The film opens with a memorial to WWII soldier. It concludes with the youth wiped out and a failed proletariat rebellion. If anything, it’s a grim statement on France’s class struggles after the recent Yellow Jacket Movement. Teddy’s killings aren’t the answer, but opportunities for him are few. He’s tormented and degraded by everyone above him.

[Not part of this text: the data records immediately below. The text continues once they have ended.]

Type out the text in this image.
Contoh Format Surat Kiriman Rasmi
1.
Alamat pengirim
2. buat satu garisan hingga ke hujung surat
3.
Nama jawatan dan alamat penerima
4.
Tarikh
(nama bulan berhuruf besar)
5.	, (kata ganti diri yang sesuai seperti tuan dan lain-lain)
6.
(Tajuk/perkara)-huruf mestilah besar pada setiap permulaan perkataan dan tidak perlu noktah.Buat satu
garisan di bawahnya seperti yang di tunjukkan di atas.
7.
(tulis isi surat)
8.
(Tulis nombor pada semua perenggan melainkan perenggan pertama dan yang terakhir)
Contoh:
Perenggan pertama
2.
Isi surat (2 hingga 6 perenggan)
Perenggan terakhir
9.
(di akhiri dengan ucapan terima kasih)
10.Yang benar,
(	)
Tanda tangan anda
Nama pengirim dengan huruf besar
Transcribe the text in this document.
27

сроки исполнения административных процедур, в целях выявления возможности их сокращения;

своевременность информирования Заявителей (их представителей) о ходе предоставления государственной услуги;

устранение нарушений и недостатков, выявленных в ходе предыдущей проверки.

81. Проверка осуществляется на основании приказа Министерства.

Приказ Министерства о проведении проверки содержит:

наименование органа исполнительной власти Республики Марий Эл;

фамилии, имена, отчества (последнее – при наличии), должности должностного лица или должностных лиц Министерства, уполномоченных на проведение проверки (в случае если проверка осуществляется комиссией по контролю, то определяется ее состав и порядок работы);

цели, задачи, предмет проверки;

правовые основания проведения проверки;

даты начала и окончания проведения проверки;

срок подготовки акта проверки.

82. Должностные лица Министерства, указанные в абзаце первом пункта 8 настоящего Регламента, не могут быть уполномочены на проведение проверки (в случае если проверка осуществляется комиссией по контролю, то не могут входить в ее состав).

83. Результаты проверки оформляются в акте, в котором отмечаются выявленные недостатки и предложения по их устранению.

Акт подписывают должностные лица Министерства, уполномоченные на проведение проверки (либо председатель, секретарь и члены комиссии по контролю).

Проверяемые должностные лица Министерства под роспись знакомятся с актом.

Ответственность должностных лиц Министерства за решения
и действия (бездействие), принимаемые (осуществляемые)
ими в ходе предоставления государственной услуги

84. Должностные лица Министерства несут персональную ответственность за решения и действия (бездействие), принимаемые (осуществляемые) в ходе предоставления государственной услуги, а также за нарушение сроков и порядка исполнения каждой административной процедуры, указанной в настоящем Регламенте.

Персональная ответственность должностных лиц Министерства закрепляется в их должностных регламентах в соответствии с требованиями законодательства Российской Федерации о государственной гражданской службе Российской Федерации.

Is There Some Hope, or Is It Fantasy?

The credit scene leans into the surreal. Teddy and Rebecca dance. Yet, because there are red curtains in the background, it’s unlikely this is reality. It’s too theatrical and such a shift in tone from the rest of the film, a figment, more of a dream sequence. It’s pure fantasy of what could have been, no matter the class divide. Rebecca is the last character shown prior to his, watching an ambulance haul Teddy’s body away. Maybe this image played in her head, or maybe it was always Teddy’s imagination. Regardless, at least in this sequence, they’re together. The reality is much harsher.

Overall, Teddy has some familiar werewolf imagery. Teddy’s transformation represents changes to his body. But more so, the film uses a familiar monster to comment on France’s past and uncertain future, specifically, the bubbling class tension exemplified by the Yellow Jacket uprisings. With smart humor, the film also asks, what happens when you tear everything down, as Teddy attempts to do? What future remains?

Teddy premiers on Shudder Today August 5.